Football

This letter from ‘Pila’ was a response to Thomas Field’s article in The Cantuarian of March 1890. See Thomas Field 1867-73. The ‘great football schism’ he mentions occurred in 1863.  

I read with great interest your notice of football, as anciently played at Canterbury School, and I should like, with your permission, to supplement it by a few recollections; starting from a period still earlier than that of which your esteemed correspondent writes.

We had originally, as he points out, practically no rules at all. It was only the necessity of getting rid of one or two practical inconveniences that led us to legislate. One of these (Mirabile dictu) was the prevalence of the habit of running with the ball. I don’t know why we thought this a nuisance, but we did – perhaps it was laziness. At any rate, a rule was made that a player might run with the ball if pursued, but the moment pursuit stopped he must stop too. Moreover, a player was not allowed to pick up the ball from the ground when dead, though he might catch it on the bound and then run with it. I regret to say some mean persons took advantage of this rule and by kicking a dead ball themselves induced it to bound and then ran away with it. Another more serious inconvenience that we found it necessary to guard against was the practice of holding the ball for an indefinitely long time. There was a boy in the school who had a most remarkable skill in retaining his hold of the ball. When he had got it safely tucked under his arm, there it remained; and the game was sometimes suspended for a quarter of an hour or more while he formed the centre of a surging mass of players, from which he generally emerged breathless, but triumphant, and still holding the ball. We eventually made a rule that the ball must be dropped as soon as the player holding it was collared. (I am not sure that we did not first try the expedient of allowing him a free kick.)

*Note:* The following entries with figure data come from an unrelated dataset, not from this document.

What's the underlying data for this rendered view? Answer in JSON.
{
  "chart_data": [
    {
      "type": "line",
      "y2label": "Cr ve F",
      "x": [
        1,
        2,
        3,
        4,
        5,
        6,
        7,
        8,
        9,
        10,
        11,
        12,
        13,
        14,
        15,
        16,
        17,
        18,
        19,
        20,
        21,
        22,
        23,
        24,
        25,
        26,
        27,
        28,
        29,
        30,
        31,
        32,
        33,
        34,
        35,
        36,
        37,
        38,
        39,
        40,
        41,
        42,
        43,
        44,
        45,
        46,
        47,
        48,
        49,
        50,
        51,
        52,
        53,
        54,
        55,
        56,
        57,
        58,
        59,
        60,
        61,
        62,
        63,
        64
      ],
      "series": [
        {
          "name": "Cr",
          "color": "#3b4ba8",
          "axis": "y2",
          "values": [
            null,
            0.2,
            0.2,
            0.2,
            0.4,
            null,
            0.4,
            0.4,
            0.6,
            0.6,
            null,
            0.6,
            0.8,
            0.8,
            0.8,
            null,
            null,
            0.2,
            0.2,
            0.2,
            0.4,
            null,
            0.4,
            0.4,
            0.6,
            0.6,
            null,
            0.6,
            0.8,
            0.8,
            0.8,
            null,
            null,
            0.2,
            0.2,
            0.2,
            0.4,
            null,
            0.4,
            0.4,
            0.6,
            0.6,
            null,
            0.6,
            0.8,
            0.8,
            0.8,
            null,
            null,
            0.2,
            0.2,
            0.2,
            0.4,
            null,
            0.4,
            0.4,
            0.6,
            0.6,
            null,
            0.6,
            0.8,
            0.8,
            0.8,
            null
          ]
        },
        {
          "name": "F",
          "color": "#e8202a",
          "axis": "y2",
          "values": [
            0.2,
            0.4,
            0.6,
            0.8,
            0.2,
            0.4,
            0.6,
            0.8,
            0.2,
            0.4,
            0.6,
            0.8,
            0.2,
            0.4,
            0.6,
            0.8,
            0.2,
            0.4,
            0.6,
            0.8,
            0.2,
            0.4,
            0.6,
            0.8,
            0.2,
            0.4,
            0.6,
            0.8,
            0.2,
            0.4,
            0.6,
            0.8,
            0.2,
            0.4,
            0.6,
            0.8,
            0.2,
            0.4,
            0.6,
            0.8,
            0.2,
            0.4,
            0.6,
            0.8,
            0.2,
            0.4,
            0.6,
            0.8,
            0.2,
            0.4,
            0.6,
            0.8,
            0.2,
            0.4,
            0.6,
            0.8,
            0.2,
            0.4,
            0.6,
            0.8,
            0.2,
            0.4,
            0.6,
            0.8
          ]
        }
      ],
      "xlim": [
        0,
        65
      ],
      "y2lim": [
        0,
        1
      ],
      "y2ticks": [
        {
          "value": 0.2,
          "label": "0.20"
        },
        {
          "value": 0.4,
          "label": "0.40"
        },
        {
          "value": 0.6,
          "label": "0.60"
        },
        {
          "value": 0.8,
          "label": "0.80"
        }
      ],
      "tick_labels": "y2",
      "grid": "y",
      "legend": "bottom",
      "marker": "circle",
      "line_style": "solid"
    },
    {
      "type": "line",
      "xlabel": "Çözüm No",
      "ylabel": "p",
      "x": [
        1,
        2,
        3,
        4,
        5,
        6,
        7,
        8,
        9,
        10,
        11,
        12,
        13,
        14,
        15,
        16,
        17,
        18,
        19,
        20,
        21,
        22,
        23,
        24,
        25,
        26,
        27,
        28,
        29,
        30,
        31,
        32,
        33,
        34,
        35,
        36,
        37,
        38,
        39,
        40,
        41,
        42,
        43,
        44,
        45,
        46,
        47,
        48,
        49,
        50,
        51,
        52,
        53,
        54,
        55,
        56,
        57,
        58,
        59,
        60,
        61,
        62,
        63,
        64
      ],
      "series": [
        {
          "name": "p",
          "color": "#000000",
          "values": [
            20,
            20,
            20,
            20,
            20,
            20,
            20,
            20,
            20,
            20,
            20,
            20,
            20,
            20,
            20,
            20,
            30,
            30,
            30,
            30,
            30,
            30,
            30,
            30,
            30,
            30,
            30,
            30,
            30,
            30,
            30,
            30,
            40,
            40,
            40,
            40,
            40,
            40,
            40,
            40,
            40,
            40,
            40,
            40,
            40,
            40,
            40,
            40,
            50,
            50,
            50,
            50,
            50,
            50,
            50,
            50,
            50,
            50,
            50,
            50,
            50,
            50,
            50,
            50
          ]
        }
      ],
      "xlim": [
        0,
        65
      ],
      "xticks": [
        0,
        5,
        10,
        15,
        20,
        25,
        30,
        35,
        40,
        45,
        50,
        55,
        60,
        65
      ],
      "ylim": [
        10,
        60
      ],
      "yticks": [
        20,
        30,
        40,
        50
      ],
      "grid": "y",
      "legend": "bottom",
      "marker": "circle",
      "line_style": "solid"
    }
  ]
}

I do not think that our game was rough one. Certainly I do not remember many serious accidents, though the Green Court with its trees and railings was an awkward place to play in. I remember seeing the present esteemed Principal of a Northern Clergy School – pluckiest of football players in his day – rip his arm up from elbow to wrist on the Deanery railings, and another player had an arm broken by being violently dashed against the wall of what is now, I believe, the Choristers School. These, however, are the only accidents I remember. Of arrangement as your correspondent says, we had little, but in one of the first House v. School Matches in which I played, some slight attempt was made to sort the players of the House –five of the best players being stationed in a line in front, behind them the general body of players, and as a third line the small boys in goal. I can still remember my elated feelings when I was chosen to be one of the five. At that time the boarders numbered only about 40 and of course appeared a mere handful in comparison with the hosts opposing them. I remember a match against a neighbouring school which I will not further particularise, in which we suffered severely from this want of organization, and perhaps too from the absence of a proper rule of off-side. We played on their ground, which was on a hill, and the ground was so marked out that while the goals were fairly on a level with one another there was a considerable slope from one side of the ground to the other. On the upper side of this slope, slightly in advance of, and to the side of our goal they posted one of their best players and assiduously fed him. The result being that he kicked five goals before we found out the trick. Then, I need hardly say, he got no more. In same match our opponents practised upon us an invention of theirs which they called ‘Scragging’. It was done by coming behind a player engaged in the scrimmage, passing both hands round his head till they met over his forehead, and then jerk his head violently backwards. It caused some little ill-feeling at the time.

I have already protracted these remarks unduly, or I would go on to speak of the great football schism, which arose out of the claim of the sixth to the exclusive right to take out the ball for practice. This was resisted by the players below the Sixth and the result was that a C.O.S. match was played with what was practically a second or third eleven with disastrous results.

The great merit of football in those days was that it was the only game in which small boys could share. Of practice with the bat and ball they got none, as there was only one eleven which filled up vacancies by co-option, and practice on the Green Court was confined to those members of it who were fortunate enough to be first securing possession after school.

But on these dark ages it were well to draw a veil.

I am Sir, Your obedient servant, PILA

This article was published in The Cantuarian, March 1891.